1. Full name of the nominee:
Jean-François C. (Jefsey) Morfin
2. E-mail address of the nominee:
3. Organization you work for (if apply):
4. Snail-mail address (street, city, country):
4 B rue de la Ceinture
5. The region that includes the country of which you are a citizen:
6. The region that includes the country in which you reside:
7. A clear statement of acceptance of the nomination:
I accept the nomination
8. If you are a Member of the Names Council, state your intention to resign from the Names Council if you are elected to the ICANN Board:
I am not a Member of the NC.
9. A Curriculum Vitae (no more than 500 words long):
I entered the French Naval Academy in 1965. An accident made me to leave the Navy in 1974 as a communication officer while I was to enter the State Administration. I switched to Business Administration and SME development. In 1978 I joined Tymnet (the first public US packet switch service) to pioneer the US international packet switch relations with Europe, Middle East and Far East PTTs (95% of the US international public X.75 traffic of the time).
As the head of Tymnet Extended Services (international, Minitel studies, smart international services, public services information data base, technology exchange with foreign manufacturers/operators) I built the X.121 addressing scheme for our US service and for 30 countries, participated in CCITT (now ITU/T) and started PTT biyearly meetings much like ICANN. For our marketing strategy I shaped the T/ES model integrating the ISO model within user operations.
After McDonnell Douglas purchased Tymnet I became a "venture technicalist". I run since 1987 a network business technical and financial investment practice. I engineer start-up projects (concepts, software, and incorporation), validate them through real operations and sales, sell them and stay as a consultant. After Satellite, Minitel and Fax projects, I am now fully dedicated to Internet ventures.
I am not a true programmer but I extended QNX into a real time multi-user Minitel Server OS, and I enjoy developing a powerful Linux remote server Window supervisor. I am familiar with international relations, policy making and e-lobbying in our field.
We needed some innovative DNS services the ICANN innovation freezing prevented us to get. This obliged us to prepare our own TLDs (in strict application of the RFC 920) and then our own root. I hope it is a patch until ICANN fulfils plainly its mission in these areas. It gives me a clear vision of the real world, of the reality of the Internet, of the real possibilities of the BIND system. And of some real problems: TLD squatting, digital divide, public demand, various possible DN types, new forms of cooperation, new DNS related services, new conceptions of the Internet, governance development, etc.
I was an @large candidate and I chair france@large, an association we incorporated with the majority of the French @large candidates. I moderate several lists including icann-fra (in French). I support the IDNO efforts for Registrants and Individual Users representation. I am a Member of the DNSO/BC as an SME, of the NonCom and I asked to join the IPC.

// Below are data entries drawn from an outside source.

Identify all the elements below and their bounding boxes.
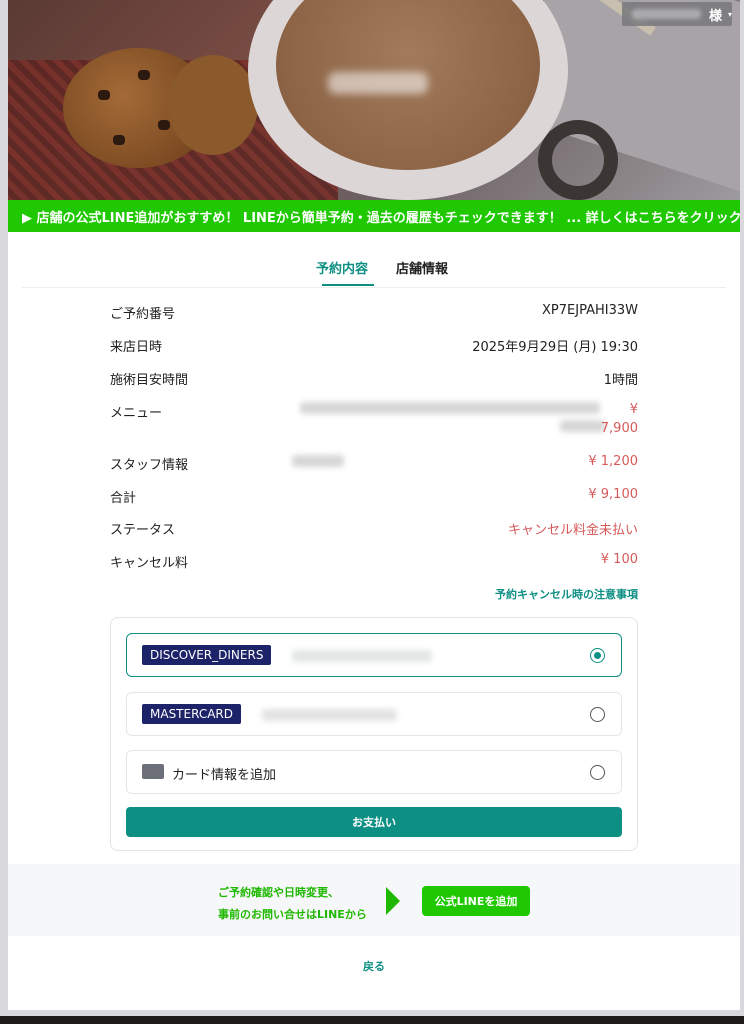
add-line-button[interactable]: 公式LINEを追加 [422, 886, 530, 916]
payment-panel: DISCOVER_DINERS MASTERCARD カード情報を追加 お支払い [110, 617, 638, 851]
menu-name-blurred [300, 402, 600, 414]
card-number-blurred [262, 709, 397, 721]
hero-cookie-chip [113, 135, 125, 145]
card-brand-badge: MASTERCARD [142, 704, 241, 724]
cancel-fee-label: キャンセル料 [110, 556, 189, 571]
cancel-fee-value: ¥ 100 [600, 552, 638, 567]
payment-method-option[interactable]: DISCOVER_DINERS [126, 633, 622, 677]
line-cta-section: ご予約確認や日時変更、 事前のお問い合せはLINEから 公式LINEを追加 [8, 864, 740, 936]
hero-mug-handle [538, 120, 618, 200]
arrow-right-icon [386, 887, 400, 915]
menu-currency: ¥ [629, 402, 638, 417]
staff-label: スタッフ情報 [110, 458, 189, 473]
line-cta-text: ご予約確認や日時変更、 事前のお問い合せはLINEから [218, 882, 367, 926]
staff-name-blurred [292, 455, 344, 467]
hero-image: 様 ▾ [8, 0, 740, 200]
total-value: ¥ 9,100 [588, 487, 638, 502]
add-card-label: カード情報を追加 [172, 768, 277, 783]
menu-row: メニュー ¥ 7,900 [110, 402, 638, 442]
visit-datetime-value: 2025年9月29日 (月) 19:30 [472, 340, 638, 355]
cancel-policy-link[interactable]: 予約キャンセル時の注意事項 [495, 586, 638, 602]
tab-bar: 予約内容 店舗情報 [22, 248, 726, 288]
duration-label: 施術目安時間 [110, 373, 189, 388]
total-label: 合計 [110, 491, 137, 506]
reservation-number-label: ご予約番号 [110, 307, 176, 322]
menu-label: メニュー [110, 406, 163, 421]
pay-button[interactable]: お支払い [126, 807, 622, 837]
card-brand-badge: DISCOVER_DINERS [142, 645, 272, 665]
line-cta-text-line1: ご予約確認や日時変更、 [218, 886, 339, 899]
payment-method-option[interactable]: MASTERCARD [126, 692, 622, 736]
chevron-down-icon: ▾ [727, 9, 732, 19]
user-honorific: 様 [708, 8, 722, 24]
card-number-blurred [292, 650, 432, 662]
menu-price: 7,900 [600, 421, 638, 436]
bottom-background-strip [0, 1016, 744, 1024]
radio-selected[interactable] [590, 648, 605, 663]
visit-datetime-label: 来店日時 [110, 340, 163, 355]
hero-cookie-chip [98, 90, 110, 100]
user-name-blurred [632, 9, 701, 19]
line-promo-banner[interactable]: ▶ 店舗の公式LINE追加がおすすめ！ LINEから簡単予約・過去の履歴もチェッ… [8, 200, 740, 232]
hero-cookie-second [168, 55, 258, 155]
add-card-option[interactable]: カード情報を追加 [126, 750, 622, 794]
status-label: ステータス [110, 523, 176, 538]
page-card: 様 ▾ ▶ 店舗の公式LINE追加がおすすめ！ LINEから簡単予約・過去の履歴… [8, 0, 740, 1010]
back-link[interactable]: 戻る [8, 958, 740, 974]
menu-detail-blurred [560, 420, 605, 432]
tab-reservation-details[interactable]: 予約内容 [316, 258, 368, 277]
user-menu[interactable]: 様 ▾ [622, 2, 732, 26]
staff-fee: ¥ 1,200 [588, 454, 638, 469]
shop-name-blurred [328, 72, 428, 94]
radio-unselected[interactable] [590, 707, 605, 722]
line-cta-text-line2: 事前のお問い合せはLINEから [218, 908, 367, 921]
tab-shop-info[interactable]: 店舗情報 [396, 258, 448, 277]
active-tab-indicator [322, 284, 374, 286]
reservation-number-value: XP7EJPAHI33W [542, 303, 638, 318]
hero-cookie-chip [158, 120, 170, 130]
status-value: キャンセル料金未払い [507, 523, 638, 538]
duration-value: 1時間 [603, 373, 638, 388]
credit-card-icon [142, 764, 164, 779]
hero-cookie-chip [138, 70, 150, 80]
radio-unselected[interactable] [590, 765, 605, 780]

I created the small world@wide foundation to foster common interest efforts, e-human rights research, endeavors against the international digital divide. It provides synergy coordination and limited donated support and secretariat services.

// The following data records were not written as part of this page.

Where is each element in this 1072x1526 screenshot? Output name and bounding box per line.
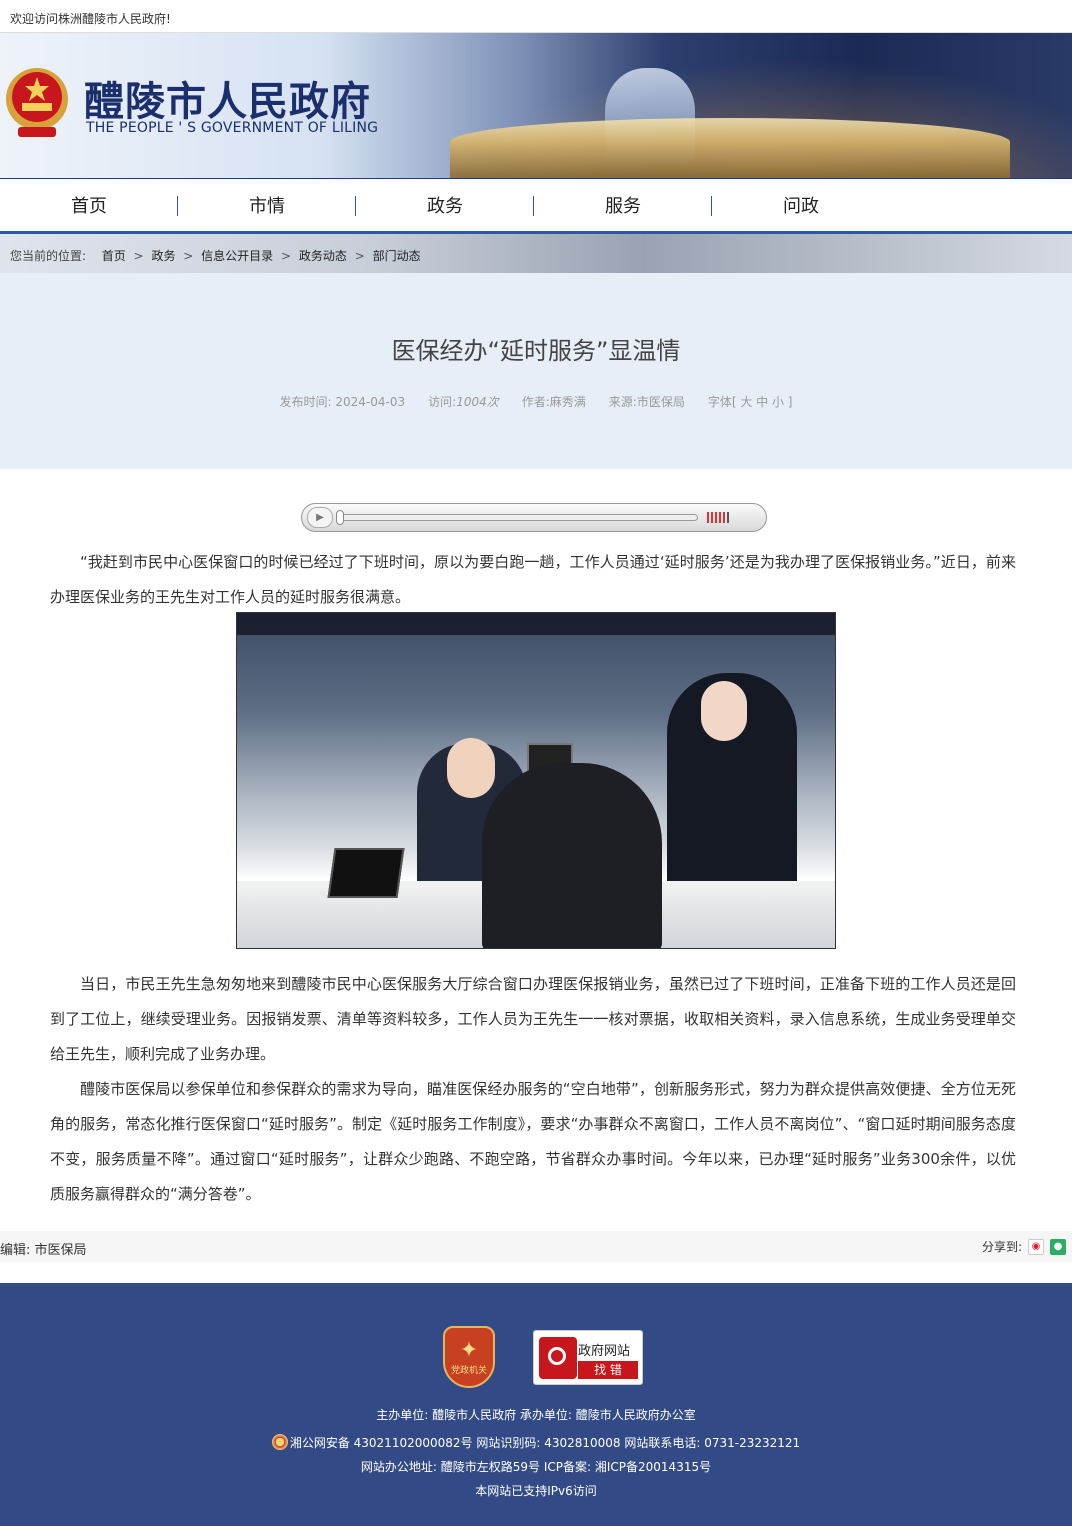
volume-bar	[723, 512, 725, 523]
publish-date: 发布时间: 2024-04-03	[279, 395, 406, 409]
footer-registration-text: 湘公网安备 43021102000082号 网站识别码: 4302810008 …	[289, 1436, 801, 1450]
nav-services[interactable]: 服务	[534, 179, 712, 231]
top-welcome-bar: 欢迎访问株洲醴陵市人民政府!	[0, 0, 1072, 33]
main-nav: 首页 市情 政务 服务 问政	[0, 178, 1072, 234]
police-badge-icon	[271, 1434, 288, 1450]
magnifier-lens	[548, 1347, 566, 1365]
breadcrumb-arrow: >	[281, 249, 292, 263]
share-label: 分享到:	[981, 1240, 1022, 1254]
footer-registration-line: 湘公网安备 43021102000082号 网站识别码: 4302810008 …	[0, 1434, 1072, 1451]
party-government-icon: ✦	[459, 1337, 479, 1363]
site-title-en: THE PEOPLE ' S GOVERNMENT OF LILING	[86, 120, 379, 136]
nav-government-affairs-label: 政务	[427, 196, 463, 217]
breadcrumb: 您当前的位置: 首页 > 政务 > 信息公开目录 > 政务动态 > 部门动态	[0, 234, 1072, 273]
article-meta: 发布时间: 2024-04-03 访问:1004次 作者:麻秀满 来源:市医保局…	[0, 393, 1072, 410]
volume-bar	[711, 512, 713, 523]
volume-bar	[727, 512, 729, 523]
nav-home-label: 首页	[71, 196, 107, 217]
nav-services-label: 服务	[605, 196, 641, 217]
audio-player: ▶	[301, 503, 767, 532]
nav-government-affairs[interactable]: 政务	[356, 179, 534, 231]
report-error-title: 政府网站	[578, 1344, 631, 1359]
site-footer: ✦ 党政机关 政府网站 找 错 主办单位: 醴陵市人民政府 承办单位: 醴陵市人…	[0, 1283, 1072, 1526]
nav-inquiry-label: 问政	[783, 196, 819, 217]
editor-bar: 编辑: 市医保局 分享到: ◉ ●	[0, 1231, 1072, 1262]
breadcrumb-arrow: >	[133, 249, 144, 263]
volume-icon[interactable]	[707, 512, 729, 523]
weibo-icon[interactable]: ◉	[1028, 1238, 1044, 1255]
play-icon[interactable]: ▶	[307, 507, 333, 528]
volume-bar	[715, 512, 717, 523]
report-error-badge[interactable]: 政府网站 找 错	[533, 1330, 643, 1385]
view-count-value: 1004次	[456, 395, 499, 409]
party-government-badge-text: 党政机关	[450, 1365, 487, 1376]
wechat-icon[interactable]: ●	[1050, 1238, 1066, 1255]
nav-inquiry[interactable]: 问政	[712, 179, 890, 231]
audio-progress-handle[interactable]	[336, 510, 344, 525]
photo-citizen	[482, 763, 662, 948]
editor-label: 编辑: 市医保局	[0, 1243, 87, 1258]
article-paragraph-1: “我赶到市民中心医保窗口的时候已经过了下班时间，原以为要白跑一趟，工作人员通过‘…	[50, 553, 1016, 606]
photo-face	[701, 681, 747, 741]
footer-address-line: 网站办公地址: 醴陵市左权路59号 ICP备案: 湘ICP备20014315号	[360, 1460, 712, 1474]
breadcrumb-item-department-news[interactable]: 部门动态	[373, 249, 421, 263]
party-government-badge[interactable]: ✦ 党政机关	[443, 1326, 495, 1388]
service-window-photo	[236, 612, 836, 949]
site-header-banner: 醴陵市人民政府 THE PEOPLE ' S GOVERNMENT OF LIL…	[0, 33, 1072, 178]
breadcrumb-item-catalog[interactable]: 信息公开目录	[201, 249, 273, 263]
national-emblem-icon	[6, 68, 68, 137]
article-source: 来源:市医保局	[608, 395, 685, 409]
article-paragraph-2: 当日，市民王先生急匆匆地来到醴陵市民中心医保服务大厅综合窗口办理医保报销业务，虽…	[50, 975, 1016, 1063]
nav-city-info[interactable]: 市情	[178, 179, 356, 231]
breadcrumb-arrow: >	[183, 249, 194, 263]
article-author: 作者:麻秀满	[521, 395, 586, 409]
view-count: 访问:1004次	[428, 393, 499, 410]
magnifier-icon	[539, 1337, 577, 1379]
breadcrumb-arrow: >	[354, 249, 365, 263]
breadcrumb-item-affairs[interactable]: 政务	[151, 249, 175, 263]
share-bar: 分享到: ◉ ●	[982, 1238, 1066, 1255]
banner-stadium-image	[450, 118, 1010, 178]
breadcrumb-item-news[interactable]: 政务动态	[299, 249, 347, 263]
breadcrumb-item-home[interactable]: 首页	[102, 249, 126, 263]
article-paragraph-3: 醴陵市医保局以参保单位和参保群众的需求为导向，瞄准医保经办服务的“空白地带”，创…	[50, 1080, 1016, 1203]
footer-sponsor-line: 主办单位: 醴陵市人民政府 承办单位: 醴陵市人民政府办公室	[376, 1408, 696, 1422]
breadcrumb-label: 您当前的位置:	[10, 249, 87, 263]
nav-city-info-label: 市情	[249, 196, 285, 217]
volume-bar	[719, 512, 721, 523]
font-size-switcher[interactable]: 字体[ 大 中 小 ]	[708, 393, 793, 410]
photo-face	[447, 738, 495, 798]
photo-screen	[327, 848, 405, 898]
footer-ipv6-line: 本网站已支持IPv6访问	[475, 1484, 597, 1498]
site-title-cn[interactable]: 醴陵市人民政府	[84, 69, 371, 127]
audio-progress-track[interactable]	[338, 514, 698, 521]
nav-home[interactable]: 首页	[0, 179, 178, 231]
welcome-text: 欢迎访问株洲醴陵市人民政府!	[10, 12, 171, 26]
view-count-label: 访问:	[428, 395, 457, 409]
photo-ceiling-sign	[237, 613, 835, 635]
article-header: 医保经办“延时服务”显温情 发布时间: 2024-04-03 访问:1004次 …	[0, 273, 1072, 469]
article-title: 医保经办“延时服务”显温情	[391, 337, 681, 365]
volume-bar	[707, 512, 709, 523]
report-error-label: 找 错	[578, 1361, 638, 1379]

I was born in 1944. My wife Françoise just decided to take some serious training at Internet stuff. I got three kids. One is no more but present to all of us. One is on the DNSO/GA and quite interested in DNS issues, the other plays classical piano faster than I type in Frenglish on my keyboard.

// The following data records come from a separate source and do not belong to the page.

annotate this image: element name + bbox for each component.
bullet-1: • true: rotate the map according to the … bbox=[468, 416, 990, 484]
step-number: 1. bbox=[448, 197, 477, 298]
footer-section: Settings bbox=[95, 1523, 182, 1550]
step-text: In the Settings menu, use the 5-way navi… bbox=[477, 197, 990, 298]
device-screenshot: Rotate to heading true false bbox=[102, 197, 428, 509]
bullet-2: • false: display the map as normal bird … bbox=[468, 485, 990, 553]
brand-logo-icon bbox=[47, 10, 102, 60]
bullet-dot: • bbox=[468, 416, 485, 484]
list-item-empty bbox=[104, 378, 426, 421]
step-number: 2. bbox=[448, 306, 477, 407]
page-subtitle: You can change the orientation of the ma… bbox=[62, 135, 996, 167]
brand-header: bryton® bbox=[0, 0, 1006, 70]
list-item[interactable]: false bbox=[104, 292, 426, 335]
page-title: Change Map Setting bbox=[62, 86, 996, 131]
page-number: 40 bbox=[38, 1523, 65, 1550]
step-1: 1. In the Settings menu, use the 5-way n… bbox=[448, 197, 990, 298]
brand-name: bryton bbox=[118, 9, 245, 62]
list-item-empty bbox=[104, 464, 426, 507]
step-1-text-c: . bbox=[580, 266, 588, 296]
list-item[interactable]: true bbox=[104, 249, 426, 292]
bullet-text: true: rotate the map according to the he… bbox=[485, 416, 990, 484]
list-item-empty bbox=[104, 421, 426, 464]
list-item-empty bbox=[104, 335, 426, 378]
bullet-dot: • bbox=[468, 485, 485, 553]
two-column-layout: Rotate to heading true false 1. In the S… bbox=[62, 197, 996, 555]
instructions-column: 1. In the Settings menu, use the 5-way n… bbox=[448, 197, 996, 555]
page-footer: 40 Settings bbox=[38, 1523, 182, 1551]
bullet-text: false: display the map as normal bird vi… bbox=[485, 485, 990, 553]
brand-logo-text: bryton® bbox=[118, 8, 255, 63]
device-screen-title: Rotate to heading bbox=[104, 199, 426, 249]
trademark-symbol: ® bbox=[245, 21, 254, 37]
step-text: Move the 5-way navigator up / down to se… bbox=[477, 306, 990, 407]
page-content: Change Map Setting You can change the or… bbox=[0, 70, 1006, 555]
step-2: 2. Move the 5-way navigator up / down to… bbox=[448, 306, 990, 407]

10. A statement indicating your ideas, intentions and/or the reason why you consider you should be elected to serve in the ICANN Board (no more than 500 words):
I have a very simple vision of the Internet: our free consensus to use the TCP/IP protocol set, the IP addressing plan and the Domain Name System.
To me the DNS is a continuation in the virtual world of the geographical and of the postal naming plans. We freely name our virtual domains and register them as part of the top level TLD of our choice, on a first come, first serve basis. TLD Managers are our delegated trustees.
As a trustees' trustee the ICANN is to share in supporting the common infrastructure. This means maintaining three registers - protocols, IP blocks and USG root TLDs - and operating the USG Root. These are the IANA functions purchased from the USG for less than $10.000.
This mission should be carried in a simple, cheap, transparent and stable way by a reduced Staff under the direction of a BoD composed of 9 Members from SOs (netwide infrastructure concerns), 9 Members from @large (user interests - 5 on a geographical and 4 on a specialized basis) and one for the Staff. Bylaws, corporation policies and budget should be approved by a General Assembly made of the National (NICs) and of TLD Registrants Communities.
Decisions process and internal dialog at every level should use the same online management system (to be devised) providing adequate visibility and understanding to everyone.
As internal consulting structures benefiting from participants' expertise, support organizations should be multi-lingual and funded by the ICANN. A Legal SO is missing. Internet Users, Registrants and DNS developers should be represented at the same level as Registries and Registrars. A Consummation Advisory Committee should be created. Business representation should be more structured.
The ICANN should review its policy to :
There are the bureaucratic Internet by the ICANN Staff, the commercial Internet by Registries and the real Internet by the source code. IMHO only the later may foster competition by innovation and address our expectations.